Big Pharma Is Fighting to Deny Canadians Access to Treatment
The vast majority of Canadians want a national pharmacare program, but right-wing think tanks and corporate lobbyists are battling to obstruct it. It’s time to stand up to their bullying and implement universal pharmacare so everyone can get the treatment they need.

A large majority of people in every Canadian province and in every income group are in favor of pharmacare. (Laurynas Mereckas / Unsplash)
In the Speech from the Throne this September, the Trudeau government said it “remains committed to a national, universal pharmacare program and will accelerate steps to achieve this system.” That is an improvement over the Liberals’ pledge, during the 2019 federal election, to provide $6 billion over four years as a “down payment” on pharmacare. How much of an improvement remains to be seen.
Behind the pharmacare plan is a simple idea: no one in Canada should be denied access to necessary prescription drugs because of cost. Currently, despite spending over $1,000 per person per year on prescriptions, millions of Canadians have trouble getting the drugs they need.

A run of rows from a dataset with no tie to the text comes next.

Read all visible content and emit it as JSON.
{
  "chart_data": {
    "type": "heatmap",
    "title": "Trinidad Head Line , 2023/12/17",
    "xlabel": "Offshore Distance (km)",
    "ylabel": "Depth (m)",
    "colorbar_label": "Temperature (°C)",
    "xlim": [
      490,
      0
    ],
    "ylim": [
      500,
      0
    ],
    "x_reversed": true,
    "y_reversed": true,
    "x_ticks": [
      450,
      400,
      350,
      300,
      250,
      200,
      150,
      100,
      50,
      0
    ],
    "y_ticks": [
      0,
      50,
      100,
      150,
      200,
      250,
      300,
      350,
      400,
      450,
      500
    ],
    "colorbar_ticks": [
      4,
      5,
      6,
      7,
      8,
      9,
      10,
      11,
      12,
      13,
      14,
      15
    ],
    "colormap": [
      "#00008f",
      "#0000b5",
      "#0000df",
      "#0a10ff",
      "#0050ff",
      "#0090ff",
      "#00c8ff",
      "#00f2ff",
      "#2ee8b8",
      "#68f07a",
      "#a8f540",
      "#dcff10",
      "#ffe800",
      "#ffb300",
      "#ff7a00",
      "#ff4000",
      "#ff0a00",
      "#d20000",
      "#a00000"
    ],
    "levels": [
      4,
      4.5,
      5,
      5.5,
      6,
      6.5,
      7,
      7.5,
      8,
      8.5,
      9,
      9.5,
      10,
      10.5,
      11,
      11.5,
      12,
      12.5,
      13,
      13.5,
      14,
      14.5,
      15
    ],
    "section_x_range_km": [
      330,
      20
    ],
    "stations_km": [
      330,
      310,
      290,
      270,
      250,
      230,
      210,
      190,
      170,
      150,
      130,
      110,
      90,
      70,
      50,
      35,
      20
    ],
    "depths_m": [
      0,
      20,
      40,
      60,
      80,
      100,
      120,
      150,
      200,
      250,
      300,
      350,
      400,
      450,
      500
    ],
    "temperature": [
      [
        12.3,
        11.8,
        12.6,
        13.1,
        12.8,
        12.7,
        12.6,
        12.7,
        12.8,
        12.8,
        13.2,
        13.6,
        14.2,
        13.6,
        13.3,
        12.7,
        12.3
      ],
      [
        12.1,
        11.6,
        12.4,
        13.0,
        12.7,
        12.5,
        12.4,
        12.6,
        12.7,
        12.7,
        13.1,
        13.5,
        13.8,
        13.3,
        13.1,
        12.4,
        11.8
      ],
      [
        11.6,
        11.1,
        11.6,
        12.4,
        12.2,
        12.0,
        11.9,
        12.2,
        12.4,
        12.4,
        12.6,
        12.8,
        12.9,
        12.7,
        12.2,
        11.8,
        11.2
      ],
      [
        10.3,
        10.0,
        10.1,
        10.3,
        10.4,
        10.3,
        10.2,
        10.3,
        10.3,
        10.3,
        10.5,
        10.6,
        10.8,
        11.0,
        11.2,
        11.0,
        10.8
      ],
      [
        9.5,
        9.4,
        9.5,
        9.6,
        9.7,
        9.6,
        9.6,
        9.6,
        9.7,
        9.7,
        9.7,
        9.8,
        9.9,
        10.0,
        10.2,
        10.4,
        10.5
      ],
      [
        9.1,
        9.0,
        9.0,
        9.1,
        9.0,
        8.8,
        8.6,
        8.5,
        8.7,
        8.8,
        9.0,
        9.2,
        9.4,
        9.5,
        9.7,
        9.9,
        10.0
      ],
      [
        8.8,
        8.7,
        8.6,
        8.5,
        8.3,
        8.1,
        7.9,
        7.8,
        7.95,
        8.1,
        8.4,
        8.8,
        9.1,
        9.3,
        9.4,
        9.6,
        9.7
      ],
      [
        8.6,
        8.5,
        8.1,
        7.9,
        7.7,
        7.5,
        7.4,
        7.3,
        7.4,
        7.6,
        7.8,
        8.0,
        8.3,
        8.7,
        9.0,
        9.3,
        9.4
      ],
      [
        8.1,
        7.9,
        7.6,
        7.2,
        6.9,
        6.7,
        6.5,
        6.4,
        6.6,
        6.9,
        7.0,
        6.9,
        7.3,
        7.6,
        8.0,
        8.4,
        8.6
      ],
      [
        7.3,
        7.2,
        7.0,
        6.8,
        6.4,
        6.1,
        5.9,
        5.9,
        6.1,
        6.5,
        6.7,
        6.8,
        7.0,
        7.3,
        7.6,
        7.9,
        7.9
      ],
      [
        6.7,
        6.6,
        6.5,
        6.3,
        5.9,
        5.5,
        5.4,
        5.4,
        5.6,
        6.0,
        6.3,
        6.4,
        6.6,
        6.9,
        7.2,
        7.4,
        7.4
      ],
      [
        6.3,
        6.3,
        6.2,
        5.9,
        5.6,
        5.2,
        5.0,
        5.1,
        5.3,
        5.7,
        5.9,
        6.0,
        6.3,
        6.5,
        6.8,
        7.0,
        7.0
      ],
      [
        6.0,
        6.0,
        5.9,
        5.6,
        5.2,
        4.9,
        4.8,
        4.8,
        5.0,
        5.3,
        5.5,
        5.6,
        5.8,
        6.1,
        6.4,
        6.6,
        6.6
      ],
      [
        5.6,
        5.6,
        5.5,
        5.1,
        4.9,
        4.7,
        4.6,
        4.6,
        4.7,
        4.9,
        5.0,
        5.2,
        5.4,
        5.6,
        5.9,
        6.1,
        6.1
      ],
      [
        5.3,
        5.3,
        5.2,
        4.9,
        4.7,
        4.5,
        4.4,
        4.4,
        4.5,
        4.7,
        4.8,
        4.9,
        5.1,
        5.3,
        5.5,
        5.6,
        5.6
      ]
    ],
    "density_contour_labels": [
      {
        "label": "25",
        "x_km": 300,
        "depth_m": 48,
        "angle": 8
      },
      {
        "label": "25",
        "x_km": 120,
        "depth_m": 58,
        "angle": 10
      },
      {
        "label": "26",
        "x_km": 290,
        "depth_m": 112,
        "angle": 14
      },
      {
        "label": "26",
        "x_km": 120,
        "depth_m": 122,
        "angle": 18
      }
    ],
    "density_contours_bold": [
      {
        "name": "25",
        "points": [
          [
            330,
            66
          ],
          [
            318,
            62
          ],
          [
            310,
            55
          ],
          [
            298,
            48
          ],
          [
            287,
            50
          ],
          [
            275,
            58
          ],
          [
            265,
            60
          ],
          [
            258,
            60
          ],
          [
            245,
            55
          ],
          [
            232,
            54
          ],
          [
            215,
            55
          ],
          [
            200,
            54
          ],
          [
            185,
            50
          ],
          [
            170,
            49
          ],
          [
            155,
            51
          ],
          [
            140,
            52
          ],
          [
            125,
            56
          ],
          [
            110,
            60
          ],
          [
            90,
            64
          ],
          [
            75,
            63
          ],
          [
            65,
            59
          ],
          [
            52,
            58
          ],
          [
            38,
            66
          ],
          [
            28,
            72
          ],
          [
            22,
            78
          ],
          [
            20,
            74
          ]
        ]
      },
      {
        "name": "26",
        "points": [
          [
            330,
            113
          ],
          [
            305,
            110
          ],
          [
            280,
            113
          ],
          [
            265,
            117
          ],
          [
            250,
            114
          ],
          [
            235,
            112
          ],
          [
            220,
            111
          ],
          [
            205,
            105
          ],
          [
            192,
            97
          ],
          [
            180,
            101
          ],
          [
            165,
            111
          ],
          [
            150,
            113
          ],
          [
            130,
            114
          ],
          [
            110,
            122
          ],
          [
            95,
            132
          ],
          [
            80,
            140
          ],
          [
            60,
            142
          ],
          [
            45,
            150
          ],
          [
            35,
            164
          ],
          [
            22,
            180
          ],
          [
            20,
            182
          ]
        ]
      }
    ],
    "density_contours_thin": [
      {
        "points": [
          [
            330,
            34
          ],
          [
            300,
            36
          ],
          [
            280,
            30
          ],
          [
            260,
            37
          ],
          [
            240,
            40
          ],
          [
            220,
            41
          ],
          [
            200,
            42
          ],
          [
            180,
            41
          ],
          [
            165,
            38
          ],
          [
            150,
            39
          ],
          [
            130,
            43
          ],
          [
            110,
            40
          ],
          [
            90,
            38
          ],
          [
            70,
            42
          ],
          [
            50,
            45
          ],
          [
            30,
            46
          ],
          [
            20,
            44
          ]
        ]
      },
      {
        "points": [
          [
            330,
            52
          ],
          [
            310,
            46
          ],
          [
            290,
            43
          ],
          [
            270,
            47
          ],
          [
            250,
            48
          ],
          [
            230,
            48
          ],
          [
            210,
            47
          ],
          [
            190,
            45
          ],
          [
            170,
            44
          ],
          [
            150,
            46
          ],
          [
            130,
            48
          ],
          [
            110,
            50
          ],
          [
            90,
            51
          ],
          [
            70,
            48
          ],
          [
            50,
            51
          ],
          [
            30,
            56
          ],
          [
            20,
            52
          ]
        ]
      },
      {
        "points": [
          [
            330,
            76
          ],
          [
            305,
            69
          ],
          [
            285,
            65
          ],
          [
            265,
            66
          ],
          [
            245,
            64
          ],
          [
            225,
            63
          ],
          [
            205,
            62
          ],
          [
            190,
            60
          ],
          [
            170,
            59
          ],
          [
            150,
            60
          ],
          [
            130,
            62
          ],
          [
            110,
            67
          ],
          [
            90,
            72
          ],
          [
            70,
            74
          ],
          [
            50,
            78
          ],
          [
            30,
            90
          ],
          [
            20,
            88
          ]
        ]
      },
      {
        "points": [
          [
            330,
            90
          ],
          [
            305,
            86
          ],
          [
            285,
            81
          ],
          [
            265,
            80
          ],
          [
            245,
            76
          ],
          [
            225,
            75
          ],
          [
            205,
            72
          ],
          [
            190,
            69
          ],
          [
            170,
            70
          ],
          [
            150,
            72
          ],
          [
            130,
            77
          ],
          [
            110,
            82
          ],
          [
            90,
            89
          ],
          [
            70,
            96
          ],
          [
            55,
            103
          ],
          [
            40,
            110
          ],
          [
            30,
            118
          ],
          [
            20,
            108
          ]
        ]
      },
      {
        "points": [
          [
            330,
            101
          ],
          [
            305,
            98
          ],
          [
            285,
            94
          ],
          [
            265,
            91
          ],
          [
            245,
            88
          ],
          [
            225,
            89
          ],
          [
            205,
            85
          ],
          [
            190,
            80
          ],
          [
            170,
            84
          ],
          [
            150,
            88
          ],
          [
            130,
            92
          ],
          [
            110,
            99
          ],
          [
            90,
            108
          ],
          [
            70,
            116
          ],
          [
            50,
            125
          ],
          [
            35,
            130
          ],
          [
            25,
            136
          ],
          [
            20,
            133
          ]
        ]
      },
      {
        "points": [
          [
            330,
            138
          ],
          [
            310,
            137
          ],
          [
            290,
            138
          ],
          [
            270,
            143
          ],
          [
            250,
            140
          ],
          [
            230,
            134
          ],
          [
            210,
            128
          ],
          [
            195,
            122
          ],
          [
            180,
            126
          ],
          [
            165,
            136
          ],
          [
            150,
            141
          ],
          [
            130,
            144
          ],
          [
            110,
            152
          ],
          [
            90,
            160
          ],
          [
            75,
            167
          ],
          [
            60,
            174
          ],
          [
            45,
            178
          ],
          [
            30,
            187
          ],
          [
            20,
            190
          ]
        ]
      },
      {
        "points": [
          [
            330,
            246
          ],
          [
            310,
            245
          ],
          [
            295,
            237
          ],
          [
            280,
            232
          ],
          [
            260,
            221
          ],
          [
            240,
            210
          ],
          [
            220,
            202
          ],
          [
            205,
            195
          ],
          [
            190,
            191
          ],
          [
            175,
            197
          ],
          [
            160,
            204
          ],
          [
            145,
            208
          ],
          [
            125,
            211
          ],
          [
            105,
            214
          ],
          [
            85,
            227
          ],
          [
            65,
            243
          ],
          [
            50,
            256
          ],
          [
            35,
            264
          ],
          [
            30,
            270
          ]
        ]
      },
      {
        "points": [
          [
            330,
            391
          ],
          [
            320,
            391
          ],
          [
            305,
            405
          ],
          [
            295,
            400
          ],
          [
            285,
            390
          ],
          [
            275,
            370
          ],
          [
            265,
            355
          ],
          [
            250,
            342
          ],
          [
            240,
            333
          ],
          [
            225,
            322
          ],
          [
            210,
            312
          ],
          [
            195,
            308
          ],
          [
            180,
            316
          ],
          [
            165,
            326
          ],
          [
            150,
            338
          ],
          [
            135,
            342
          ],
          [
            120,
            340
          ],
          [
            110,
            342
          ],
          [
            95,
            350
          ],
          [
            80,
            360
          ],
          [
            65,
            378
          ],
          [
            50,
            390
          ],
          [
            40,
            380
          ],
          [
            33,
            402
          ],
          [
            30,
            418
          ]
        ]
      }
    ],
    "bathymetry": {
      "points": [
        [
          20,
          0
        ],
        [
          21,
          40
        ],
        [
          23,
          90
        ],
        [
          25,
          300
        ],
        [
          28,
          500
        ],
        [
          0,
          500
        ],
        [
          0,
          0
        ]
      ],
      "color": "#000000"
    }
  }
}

The average cost of prescriptions across the twenty-nine countries of the Organisation for Economic Co-operation and Development (OECD), which mostly have pharmacare plans, is $700 per person per year.
A report prepared in 2018 for the Canadian Federation of Nurses Unions estimated that seventy thousand Canadians aged fifty-five and older suffer avoidable deterioration in their health status every year, and as many as twelve thousand Canadians over forty with cardiovascular disease require overnight hospitalization. Hundreds of thousands of Canadians go without food, heat, and other health care expenses so they can afford the drugs they need.